Traditional shoyu can serve to enhance and deepen flavor in any type of cooking.
This versatile condiment can be used with any cuisine at any stage of cooking, be it preparation, during cooking, or at serving, bringing an appetizing aroma, depth of flavor, and color to almost any dish. This is down to shoyu’s unique balance of the five basic tastes: sweet, sour, salty, bitter, and umami. This balance comes from the sauce’s base ingredients and the long process of fermentation and maturation.
In general, when using shoyu to season foods, it should be added only during the last few minutes of cooking. Brief cooking mellows the flavor and enables it to blend with and heighten rather than dominate other flavors in the dish.
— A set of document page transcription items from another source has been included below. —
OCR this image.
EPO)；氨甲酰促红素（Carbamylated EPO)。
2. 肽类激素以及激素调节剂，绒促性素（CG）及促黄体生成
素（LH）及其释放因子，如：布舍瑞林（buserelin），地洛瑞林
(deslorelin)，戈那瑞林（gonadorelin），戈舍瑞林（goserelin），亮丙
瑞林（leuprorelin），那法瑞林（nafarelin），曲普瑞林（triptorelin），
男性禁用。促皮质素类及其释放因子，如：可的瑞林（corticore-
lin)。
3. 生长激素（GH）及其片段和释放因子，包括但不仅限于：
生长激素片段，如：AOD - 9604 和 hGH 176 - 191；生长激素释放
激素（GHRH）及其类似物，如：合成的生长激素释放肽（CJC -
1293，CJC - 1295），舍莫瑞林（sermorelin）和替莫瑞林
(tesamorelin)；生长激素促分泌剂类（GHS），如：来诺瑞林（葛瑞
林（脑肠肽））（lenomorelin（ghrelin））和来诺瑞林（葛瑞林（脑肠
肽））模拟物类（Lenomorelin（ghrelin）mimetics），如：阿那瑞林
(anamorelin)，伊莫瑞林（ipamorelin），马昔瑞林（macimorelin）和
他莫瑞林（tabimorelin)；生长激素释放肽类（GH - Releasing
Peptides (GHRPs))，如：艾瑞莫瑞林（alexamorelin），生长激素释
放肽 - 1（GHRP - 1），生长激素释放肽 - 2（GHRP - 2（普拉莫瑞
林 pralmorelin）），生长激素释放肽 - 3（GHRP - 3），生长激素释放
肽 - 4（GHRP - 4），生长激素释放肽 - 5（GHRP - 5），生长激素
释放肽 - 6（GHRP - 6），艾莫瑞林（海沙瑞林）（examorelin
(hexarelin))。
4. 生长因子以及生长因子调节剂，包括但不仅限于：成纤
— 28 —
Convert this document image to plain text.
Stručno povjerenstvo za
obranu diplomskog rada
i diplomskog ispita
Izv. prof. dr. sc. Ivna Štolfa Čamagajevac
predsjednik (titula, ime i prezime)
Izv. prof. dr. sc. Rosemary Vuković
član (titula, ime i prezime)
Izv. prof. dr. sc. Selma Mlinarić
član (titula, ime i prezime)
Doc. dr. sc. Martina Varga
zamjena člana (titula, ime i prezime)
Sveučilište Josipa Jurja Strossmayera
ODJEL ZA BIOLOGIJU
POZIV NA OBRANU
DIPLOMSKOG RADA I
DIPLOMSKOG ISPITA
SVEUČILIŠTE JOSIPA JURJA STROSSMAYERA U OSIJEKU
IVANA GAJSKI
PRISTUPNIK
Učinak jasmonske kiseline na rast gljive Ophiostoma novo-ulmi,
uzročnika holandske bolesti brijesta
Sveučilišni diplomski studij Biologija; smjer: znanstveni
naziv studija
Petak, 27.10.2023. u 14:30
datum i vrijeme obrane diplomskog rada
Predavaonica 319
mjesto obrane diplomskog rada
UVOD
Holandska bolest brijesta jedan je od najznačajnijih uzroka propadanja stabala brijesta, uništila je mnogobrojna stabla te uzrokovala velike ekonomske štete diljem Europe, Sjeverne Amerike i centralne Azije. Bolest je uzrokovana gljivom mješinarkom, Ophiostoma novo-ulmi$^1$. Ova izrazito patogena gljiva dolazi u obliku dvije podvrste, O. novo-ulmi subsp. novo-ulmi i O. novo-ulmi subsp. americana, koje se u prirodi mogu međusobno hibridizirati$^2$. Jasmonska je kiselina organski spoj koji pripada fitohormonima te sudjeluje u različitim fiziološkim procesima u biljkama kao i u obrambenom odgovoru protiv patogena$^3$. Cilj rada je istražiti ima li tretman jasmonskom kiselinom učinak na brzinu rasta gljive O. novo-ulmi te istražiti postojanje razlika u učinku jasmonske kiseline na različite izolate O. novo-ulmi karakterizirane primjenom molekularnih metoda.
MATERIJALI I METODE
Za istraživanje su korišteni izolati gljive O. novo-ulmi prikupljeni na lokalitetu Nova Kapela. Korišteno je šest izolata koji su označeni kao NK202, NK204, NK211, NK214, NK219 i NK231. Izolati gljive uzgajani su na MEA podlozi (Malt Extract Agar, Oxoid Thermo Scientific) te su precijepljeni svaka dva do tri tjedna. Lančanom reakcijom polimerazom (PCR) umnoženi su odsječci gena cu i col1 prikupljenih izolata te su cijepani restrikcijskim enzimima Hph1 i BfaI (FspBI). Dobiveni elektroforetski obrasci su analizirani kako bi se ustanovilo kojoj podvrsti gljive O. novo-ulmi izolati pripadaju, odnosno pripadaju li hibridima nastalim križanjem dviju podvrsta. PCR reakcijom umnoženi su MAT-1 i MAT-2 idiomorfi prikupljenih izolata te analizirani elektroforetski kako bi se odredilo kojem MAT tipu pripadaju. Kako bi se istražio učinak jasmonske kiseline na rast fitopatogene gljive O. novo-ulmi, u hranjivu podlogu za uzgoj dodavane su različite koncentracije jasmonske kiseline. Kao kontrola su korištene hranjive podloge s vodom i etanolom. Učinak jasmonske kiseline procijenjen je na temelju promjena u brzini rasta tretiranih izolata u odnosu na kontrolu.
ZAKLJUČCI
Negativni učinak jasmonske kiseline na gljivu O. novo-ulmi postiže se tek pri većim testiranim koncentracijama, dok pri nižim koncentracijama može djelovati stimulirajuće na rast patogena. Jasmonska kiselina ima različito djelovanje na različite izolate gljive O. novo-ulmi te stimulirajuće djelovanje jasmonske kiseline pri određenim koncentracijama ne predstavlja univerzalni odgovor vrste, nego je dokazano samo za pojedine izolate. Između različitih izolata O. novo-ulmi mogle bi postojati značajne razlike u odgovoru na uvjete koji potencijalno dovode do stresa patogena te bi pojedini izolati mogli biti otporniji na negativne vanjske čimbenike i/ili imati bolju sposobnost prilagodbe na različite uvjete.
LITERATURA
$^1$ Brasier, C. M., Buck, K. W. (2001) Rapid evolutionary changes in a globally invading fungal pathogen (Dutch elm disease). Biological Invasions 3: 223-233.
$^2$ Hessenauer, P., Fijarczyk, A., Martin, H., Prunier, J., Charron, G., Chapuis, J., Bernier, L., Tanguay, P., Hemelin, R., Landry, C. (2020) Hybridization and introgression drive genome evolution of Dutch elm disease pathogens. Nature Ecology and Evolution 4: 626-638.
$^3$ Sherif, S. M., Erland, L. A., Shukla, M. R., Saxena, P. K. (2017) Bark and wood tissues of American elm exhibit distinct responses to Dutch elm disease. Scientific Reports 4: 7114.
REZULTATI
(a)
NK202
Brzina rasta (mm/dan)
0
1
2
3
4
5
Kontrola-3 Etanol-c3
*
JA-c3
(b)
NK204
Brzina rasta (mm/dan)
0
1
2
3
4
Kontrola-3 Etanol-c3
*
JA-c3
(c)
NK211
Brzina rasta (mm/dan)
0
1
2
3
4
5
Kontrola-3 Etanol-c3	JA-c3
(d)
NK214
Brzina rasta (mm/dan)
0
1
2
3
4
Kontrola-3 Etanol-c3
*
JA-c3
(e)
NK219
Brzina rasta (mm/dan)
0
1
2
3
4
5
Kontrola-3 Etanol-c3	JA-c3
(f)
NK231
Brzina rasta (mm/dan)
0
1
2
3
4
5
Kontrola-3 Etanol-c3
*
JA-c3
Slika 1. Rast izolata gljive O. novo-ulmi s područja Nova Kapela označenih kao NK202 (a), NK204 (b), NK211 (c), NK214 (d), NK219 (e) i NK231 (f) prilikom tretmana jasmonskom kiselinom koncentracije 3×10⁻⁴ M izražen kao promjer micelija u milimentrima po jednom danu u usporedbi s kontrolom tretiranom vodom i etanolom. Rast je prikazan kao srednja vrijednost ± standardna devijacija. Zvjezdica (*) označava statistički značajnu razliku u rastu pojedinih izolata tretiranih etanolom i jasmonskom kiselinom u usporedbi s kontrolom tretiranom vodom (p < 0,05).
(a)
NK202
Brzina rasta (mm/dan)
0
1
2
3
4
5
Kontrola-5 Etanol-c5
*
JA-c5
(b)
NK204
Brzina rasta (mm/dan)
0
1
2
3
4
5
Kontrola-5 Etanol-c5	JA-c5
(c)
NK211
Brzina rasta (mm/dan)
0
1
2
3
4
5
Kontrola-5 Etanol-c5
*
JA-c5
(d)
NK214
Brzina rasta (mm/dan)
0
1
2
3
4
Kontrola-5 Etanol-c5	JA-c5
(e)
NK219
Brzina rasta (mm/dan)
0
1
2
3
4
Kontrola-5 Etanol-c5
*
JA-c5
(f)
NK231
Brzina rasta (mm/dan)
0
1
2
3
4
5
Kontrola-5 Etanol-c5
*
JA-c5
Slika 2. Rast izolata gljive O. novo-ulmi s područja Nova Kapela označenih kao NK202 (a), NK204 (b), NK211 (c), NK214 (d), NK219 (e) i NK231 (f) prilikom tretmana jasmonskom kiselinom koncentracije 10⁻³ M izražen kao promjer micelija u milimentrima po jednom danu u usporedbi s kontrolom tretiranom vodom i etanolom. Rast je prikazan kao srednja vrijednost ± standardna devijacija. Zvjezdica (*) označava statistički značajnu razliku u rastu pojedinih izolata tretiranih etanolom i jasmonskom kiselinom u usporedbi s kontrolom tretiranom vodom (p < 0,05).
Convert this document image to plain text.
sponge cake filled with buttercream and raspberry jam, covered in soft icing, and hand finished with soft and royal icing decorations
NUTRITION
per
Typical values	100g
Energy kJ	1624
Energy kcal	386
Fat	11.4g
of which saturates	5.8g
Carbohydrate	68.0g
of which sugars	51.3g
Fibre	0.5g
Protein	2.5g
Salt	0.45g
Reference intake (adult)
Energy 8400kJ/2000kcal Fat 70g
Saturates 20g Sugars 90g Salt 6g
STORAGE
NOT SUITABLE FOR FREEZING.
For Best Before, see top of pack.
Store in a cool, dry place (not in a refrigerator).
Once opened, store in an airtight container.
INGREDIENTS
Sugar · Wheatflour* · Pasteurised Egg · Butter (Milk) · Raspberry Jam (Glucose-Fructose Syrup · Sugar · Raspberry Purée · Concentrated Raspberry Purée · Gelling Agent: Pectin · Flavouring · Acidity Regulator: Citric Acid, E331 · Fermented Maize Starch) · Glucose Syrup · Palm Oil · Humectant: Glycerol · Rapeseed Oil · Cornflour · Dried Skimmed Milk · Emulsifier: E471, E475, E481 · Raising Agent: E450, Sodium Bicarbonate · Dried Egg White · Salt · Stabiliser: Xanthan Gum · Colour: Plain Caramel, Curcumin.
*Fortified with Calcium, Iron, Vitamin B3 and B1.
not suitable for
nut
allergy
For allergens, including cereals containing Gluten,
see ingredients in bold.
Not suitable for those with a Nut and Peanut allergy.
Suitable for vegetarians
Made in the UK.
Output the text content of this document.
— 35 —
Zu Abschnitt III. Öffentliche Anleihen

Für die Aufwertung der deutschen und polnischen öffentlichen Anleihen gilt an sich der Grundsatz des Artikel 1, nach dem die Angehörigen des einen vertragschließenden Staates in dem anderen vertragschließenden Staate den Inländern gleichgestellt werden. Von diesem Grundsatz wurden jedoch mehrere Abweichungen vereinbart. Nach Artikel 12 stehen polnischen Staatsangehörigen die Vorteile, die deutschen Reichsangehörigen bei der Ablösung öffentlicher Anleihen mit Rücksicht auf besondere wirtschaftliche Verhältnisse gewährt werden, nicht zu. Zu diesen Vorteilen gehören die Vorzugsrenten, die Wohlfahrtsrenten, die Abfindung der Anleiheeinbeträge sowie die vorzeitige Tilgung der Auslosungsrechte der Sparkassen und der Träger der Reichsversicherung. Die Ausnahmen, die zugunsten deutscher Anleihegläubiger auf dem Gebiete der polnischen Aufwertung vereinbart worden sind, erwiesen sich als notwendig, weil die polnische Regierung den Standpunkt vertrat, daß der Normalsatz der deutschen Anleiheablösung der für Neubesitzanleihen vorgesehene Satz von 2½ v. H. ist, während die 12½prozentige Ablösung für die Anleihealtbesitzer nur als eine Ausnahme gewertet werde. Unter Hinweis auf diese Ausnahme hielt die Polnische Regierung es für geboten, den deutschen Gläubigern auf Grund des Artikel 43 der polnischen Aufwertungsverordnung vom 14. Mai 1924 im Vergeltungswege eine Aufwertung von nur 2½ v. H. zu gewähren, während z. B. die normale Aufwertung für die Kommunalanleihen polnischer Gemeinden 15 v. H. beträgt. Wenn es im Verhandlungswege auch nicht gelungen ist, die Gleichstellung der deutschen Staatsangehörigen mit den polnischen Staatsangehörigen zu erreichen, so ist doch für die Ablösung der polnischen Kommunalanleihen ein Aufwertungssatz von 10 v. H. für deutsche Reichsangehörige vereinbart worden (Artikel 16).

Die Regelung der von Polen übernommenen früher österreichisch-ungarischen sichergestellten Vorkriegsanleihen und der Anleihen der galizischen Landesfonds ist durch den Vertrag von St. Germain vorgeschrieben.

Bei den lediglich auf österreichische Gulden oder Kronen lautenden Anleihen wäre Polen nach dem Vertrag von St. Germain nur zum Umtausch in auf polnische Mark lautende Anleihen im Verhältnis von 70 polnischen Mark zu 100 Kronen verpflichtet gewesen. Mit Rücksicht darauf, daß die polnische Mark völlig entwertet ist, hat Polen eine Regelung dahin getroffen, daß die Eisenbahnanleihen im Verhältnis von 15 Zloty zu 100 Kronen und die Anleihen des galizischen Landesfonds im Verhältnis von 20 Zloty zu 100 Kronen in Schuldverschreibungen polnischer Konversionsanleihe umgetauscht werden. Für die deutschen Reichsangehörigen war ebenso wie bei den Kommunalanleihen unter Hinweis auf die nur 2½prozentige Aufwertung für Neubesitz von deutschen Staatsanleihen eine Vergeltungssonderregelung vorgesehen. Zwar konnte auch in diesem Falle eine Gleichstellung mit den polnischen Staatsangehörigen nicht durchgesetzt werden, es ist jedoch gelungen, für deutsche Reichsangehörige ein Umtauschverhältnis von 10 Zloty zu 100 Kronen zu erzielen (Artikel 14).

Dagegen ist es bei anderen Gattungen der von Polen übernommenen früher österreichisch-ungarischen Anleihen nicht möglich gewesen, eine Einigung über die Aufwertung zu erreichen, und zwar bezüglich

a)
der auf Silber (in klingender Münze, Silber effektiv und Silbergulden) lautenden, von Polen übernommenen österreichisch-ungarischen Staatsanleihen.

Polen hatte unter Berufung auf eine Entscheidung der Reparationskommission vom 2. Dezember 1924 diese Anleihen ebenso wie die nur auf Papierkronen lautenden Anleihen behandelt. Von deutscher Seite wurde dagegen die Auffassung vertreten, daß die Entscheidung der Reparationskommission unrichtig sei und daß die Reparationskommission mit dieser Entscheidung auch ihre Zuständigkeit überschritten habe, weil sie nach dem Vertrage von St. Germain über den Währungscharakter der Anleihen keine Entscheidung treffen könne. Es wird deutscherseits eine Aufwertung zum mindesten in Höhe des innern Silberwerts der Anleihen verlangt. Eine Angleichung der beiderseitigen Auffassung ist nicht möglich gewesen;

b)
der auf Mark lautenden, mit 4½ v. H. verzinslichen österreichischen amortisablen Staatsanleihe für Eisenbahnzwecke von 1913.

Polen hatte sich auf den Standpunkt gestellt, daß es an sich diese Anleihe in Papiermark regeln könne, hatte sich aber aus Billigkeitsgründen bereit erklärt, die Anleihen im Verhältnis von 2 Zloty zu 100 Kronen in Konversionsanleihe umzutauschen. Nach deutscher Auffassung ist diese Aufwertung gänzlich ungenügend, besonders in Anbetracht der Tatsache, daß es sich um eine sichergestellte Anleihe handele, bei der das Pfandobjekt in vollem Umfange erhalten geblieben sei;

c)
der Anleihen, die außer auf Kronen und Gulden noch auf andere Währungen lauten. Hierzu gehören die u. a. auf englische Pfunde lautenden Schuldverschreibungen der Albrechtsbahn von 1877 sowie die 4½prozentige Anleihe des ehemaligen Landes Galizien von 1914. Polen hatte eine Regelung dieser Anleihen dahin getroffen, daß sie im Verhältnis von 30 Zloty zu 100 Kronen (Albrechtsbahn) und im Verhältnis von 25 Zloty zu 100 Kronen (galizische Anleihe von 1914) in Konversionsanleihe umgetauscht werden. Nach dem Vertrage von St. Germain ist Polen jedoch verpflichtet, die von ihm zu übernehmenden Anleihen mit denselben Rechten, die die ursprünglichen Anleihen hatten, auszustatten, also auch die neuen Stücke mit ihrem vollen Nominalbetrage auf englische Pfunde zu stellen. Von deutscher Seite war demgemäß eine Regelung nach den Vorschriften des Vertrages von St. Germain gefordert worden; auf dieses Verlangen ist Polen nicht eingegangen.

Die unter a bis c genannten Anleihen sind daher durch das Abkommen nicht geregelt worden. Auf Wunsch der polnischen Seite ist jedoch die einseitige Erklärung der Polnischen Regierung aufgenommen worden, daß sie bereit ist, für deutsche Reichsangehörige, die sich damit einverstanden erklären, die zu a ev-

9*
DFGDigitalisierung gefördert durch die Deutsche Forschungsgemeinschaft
Adding a little shoyu to simmered dishes, for example, results in great depth of flavor. In longer cooking, shoyu’s complex, delicate taste and slightly alcoholic aroma is lost. When using shoyu to season soups or sauces, add just a little sea salt early in the cooking to deepen and blend the flavors of the ingredients, then add shoyu to taste shortly before serving.
Shoyu is also used to improve dishes when they are lacking in intensity. For example, adding a splash of shoyu even to a ready-made curry, tomato sauce, or soup will take the dish to another level. The aroma of shoyu is made up of several hundred different aromatic components, adding complexity to whatever dish it is used with. This is particularly the case for stir-fried, grilled, and barbequed dishes. The aroma of shoyu is heightened when the sauce is warmed, becoming even more distinctively flavorsome. It is important that shoyu is only added at the very end, to avoid burning off this aroma.
Another property of shoyu is its ability to mask odors from other ingredients. This odor-neutralizing quality is the reason why shoyu is used as a dipping sauce for sashimi.
Shoyu is also great as a flavor enhancer for marinating, pickling, and sautéing.